People often forget that OPAs in its self is obstructing some ventilation (still use OPA's when indicated). What i am advocating, is for the occasional intubator to use NPA+OPA+ jaw thrust+ 2 hand seal on BVM+ PEEP valve + NC@15lpm in an effort to maximize oxygenation and ventilation. I emphasize the term maximize because you want more than "just good enough" if you have to BVM someone in case of a missed attempt. Just creating good habits for people who do not do this very often.
 
appropriate
@CWATT ...in an effort to maximize oxygenation and ventilation.

What do you mean by ‘maximize’? If you are achieving adequate tidal volumes with an OPA and SPO2 is 100% (or whatever standard your protocols call for or patient pathology allows for), what is there to ‘maximize’ with the addition of an NPA? I can see an argument being made for ensuring nasal patency for the N/C, but those hemoglobin aren’t about to get any more saturated than 100% if you’re already there.
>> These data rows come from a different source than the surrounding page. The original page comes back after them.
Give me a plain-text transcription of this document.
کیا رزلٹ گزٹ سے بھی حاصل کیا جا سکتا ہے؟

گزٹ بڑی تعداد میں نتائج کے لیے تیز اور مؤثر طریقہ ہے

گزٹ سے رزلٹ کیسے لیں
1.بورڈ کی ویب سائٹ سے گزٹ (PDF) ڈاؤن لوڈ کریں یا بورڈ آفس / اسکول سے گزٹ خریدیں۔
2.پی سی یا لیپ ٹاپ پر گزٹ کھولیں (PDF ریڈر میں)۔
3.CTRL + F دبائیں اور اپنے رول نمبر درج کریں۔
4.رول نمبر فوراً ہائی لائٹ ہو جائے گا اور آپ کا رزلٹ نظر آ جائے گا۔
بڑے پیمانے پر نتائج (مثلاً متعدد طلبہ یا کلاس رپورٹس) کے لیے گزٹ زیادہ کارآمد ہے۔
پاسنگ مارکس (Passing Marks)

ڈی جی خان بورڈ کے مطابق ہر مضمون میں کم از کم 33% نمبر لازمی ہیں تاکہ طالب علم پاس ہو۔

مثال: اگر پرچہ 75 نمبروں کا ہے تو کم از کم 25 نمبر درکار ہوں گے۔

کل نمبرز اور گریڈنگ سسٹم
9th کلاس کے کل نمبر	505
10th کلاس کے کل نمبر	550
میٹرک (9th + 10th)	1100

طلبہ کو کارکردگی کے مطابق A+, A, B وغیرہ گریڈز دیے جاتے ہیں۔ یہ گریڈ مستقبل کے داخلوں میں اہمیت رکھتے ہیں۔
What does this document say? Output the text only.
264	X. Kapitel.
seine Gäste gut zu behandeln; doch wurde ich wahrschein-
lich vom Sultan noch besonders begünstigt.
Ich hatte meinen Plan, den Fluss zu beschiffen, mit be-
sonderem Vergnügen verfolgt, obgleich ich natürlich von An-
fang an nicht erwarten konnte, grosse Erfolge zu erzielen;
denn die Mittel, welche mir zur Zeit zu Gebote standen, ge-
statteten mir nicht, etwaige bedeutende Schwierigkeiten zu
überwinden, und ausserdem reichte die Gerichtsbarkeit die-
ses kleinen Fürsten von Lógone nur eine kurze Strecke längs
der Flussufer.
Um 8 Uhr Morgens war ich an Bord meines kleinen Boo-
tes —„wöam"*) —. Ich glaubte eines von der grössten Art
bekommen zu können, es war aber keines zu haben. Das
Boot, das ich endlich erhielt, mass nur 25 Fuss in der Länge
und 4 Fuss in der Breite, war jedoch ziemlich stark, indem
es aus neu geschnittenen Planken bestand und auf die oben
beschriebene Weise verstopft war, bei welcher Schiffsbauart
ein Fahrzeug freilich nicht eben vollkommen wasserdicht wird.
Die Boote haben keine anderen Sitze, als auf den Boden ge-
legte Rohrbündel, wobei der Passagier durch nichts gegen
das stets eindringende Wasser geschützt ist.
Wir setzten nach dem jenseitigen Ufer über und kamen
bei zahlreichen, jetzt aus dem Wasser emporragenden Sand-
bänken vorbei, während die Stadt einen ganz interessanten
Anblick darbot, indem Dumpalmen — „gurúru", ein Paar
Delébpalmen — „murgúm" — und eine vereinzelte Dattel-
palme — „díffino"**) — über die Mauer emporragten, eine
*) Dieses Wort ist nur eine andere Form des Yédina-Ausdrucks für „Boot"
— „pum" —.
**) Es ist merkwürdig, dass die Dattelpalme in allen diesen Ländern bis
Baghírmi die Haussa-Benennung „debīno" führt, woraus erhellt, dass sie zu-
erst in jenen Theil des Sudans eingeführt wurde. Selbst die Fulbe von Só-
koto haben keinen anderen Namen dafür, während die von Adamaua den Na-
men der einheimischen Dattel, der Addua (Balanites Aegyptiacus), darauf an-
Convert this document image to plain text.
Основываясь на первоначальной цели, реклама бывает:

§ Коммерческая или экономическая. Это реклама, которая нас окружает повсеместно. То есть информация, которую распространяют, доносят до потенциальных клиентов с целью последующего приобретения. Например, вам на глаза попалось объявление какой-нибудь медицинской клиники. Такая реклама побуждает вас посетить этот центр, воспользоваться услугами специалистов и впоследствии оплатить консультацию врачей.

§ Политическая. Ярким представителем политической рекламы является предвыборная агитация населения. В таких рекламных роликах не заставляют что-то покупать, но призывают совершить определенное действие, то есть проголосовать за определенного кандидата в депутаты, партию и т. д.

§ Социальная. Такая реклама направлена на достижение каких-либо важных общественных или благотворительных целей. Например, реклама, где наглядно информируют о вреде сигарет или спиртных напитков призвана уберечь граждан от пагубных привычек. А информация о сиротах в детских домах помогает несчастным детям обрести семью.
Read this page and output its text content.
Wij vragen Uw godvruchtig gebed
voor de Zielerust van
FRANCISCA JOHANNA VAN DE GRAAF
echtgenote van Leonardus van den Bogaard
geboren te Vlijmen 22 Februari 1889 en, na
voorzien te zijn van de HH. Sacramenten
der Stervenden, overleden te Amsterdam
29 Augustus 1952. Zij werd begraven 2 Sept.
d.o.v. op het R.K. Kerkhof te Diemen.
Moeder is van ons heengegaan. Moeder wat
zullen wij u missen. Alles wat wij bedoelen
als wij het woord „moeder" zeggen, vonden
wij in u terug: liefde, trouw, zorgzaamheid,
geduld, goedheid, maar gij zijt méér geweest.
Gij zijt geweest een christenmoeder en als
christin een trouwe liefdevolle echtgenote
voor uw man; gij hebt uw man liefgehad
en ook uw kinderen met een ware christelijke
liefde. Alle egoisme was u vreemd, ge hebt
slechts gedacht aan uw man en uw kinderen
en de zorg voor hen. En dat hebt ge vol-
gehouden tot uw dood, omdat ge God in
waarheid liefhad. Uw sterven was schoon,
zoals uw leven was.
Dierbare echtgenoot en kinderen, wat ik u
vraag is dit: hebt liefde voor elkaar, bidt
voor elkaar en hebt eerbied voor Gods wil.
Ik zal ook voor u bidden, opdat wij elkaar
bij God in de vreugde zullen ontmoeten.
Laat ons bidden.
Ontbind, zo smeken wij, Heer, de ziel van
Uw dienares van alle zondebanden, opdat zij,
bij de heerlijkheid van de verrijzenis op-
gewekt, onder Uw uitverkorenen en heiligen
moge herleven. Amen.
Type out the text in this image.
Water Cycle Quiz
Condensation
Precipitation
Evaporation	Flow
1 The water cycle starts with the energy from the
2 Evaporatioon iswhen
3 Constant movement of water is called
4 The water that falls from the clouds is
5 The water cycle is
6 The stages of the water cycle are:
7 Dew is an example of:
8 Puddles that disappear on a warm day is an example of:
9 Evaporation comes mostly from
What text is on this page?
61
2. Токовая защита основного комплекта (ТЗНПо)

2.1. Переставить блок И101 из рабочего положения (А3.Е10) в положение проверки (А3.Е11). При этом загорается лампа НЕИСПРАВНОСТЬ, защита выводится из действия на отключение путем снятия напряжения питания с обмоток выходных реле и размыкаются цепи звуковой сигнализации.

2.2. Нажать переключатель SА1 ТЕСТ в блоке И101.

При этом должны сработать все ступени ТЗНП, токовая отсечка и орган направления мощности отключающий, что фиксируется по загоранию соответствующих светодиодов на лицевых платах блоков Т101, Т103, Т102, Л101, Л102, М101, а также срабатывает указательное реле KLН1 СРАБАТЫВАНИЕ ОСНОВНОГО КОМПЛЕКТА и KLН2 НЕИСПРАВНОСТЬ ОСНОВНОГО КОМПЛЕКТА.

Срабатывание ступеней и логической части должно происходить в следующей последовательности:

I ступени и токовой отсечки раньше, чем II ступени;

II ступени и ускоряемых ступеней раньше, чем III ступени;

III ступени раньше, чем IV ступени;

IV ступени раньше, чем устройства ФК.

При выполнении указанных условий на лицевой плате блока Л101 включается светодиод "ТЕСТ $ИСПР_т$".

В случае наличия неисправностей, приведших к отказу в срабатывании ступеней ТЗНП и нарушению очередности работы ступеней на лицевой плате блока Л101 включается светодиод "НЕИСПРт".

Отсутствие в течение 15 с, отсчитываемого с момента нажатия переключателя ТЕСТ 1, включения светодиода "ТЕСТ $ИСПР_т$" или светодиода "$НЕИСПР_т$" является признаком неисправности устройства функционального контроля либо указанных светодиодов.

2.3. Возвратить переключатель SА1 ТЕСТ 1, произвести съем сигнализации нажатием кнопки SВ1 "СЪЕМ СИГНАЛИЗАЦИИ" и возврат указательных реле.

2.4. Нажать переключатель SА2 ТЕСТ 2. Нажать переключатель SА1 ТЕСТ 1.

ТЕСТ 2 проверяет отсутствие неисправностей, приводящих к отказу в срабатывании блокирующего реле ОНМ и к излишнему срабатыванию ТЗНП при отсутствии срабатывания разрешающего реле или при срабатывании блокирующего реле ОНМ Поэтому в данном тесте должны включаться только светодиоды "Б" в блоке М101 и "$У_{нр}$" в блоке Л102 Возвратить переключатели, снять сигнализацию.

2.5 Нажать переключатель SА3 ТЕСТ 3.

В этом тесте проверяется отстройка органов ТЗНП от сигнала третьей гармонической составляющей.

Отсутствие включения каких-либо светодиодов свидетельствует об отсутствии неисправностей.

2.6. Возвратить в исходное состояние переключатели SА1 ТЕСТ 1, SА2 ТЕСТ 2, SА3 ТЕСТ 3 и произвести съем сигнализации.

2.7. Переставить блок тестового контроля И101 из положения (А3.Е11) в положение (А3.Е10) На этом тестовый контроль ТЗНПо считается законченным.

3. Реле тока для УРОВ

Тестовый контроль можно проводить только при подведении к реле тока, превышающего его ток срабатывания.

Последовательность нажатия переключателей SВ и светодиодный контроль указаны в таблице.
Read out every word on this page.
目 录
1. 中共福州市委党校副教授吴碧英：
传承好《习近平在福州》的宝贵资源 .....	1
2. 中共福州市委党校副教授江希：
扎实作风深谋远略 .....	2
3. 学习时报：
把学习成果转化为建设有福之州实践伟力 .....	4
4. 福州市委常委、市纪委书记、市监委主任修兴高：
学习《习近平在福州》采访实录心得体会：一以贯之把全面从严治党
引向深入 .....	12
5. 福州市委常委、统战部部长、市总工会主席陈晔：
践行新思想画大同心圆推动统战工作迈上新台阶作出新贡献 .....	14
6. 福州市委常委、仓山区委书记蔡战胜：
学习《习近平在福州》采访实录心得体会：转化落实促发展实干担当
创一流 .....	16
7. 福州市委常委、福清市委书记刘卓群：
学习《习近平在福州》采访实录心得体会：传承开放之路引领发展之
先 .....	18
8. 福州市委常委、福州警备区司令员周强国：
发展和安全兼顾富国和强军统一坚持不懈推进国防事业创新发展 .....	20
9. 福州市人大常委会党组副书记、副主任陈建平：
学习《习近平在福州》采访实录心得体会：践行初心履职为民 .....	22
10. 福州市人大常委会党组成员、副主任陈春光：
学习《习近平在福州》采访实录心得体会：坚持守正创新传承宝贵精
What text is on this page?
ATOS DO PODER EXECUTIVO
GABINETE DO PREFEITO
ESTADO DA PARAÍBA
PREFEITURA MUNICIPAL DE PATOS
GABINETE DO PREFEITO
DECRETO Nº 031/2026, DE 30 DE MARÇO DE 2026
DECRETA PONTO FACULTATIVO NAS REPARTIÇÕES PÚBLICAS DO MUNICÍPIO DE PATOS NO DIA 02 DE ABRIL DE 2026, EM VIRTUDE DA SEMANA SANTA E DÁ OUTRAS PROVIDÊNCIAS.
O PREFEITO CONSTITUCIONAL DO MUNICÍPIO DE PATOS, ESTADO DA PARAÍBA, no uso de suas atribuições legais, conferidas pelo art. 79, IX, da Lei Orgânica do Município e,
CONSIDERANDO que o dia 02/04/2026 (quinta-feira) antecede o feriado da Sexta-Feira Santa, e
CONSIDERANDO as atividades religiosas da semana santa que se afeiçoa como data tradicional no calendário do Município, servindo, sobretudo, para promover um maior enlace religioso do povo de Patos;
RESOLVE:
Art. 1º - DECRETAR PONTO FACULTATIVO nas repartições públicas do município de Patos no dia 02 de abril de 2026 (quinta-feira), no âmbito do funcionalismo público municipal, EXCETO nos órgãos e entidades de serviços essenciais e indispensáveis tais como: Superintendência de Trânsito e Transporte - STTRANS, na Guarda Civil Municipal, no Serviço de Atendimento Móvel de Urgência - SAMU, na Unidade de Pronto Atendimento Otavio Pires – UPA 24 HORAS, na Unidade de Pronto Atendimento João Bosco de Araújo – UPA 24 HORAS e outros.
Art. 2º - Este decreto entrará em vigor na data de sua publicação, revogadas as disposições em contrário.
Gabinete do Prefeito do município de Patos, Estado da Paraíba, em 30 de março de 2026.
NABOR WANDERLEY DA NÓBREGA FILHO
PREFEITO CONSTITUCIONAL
Or are you thinking it’s better to run NPAs and know you have flowing O2 than find out 2-minutes into an unanticipated difficult airway that you’re desating quicker than you thought because it isn’t patent.... Hrm...

If this is where you’re coming from, I could see it being ‘routine’ for perceived difficult airway, obese patients, or underlying pulmonary pathologies where desaturation would occur more rapidly. But for an otherwise healthy person, I’m just not sold on the practice. Then again, you did state ‘routine for people who do not do this very often’... Argh. Medical discussions. So many considerations to make.


*side note — that NPA drawing you posted is demonstrating the procedure incorrectly. The NPA should be inserted along the floor of the nasal passage at a downward 10-15deg angle, where that drawing shows it going upward, directly into the area of the middle turbinates.
 
@CWATT I think you are reading more into this than what i mean.

Im just advocating for good habits and preparedness. Once you start going down hill on the dissociation curve its hard to climb up it.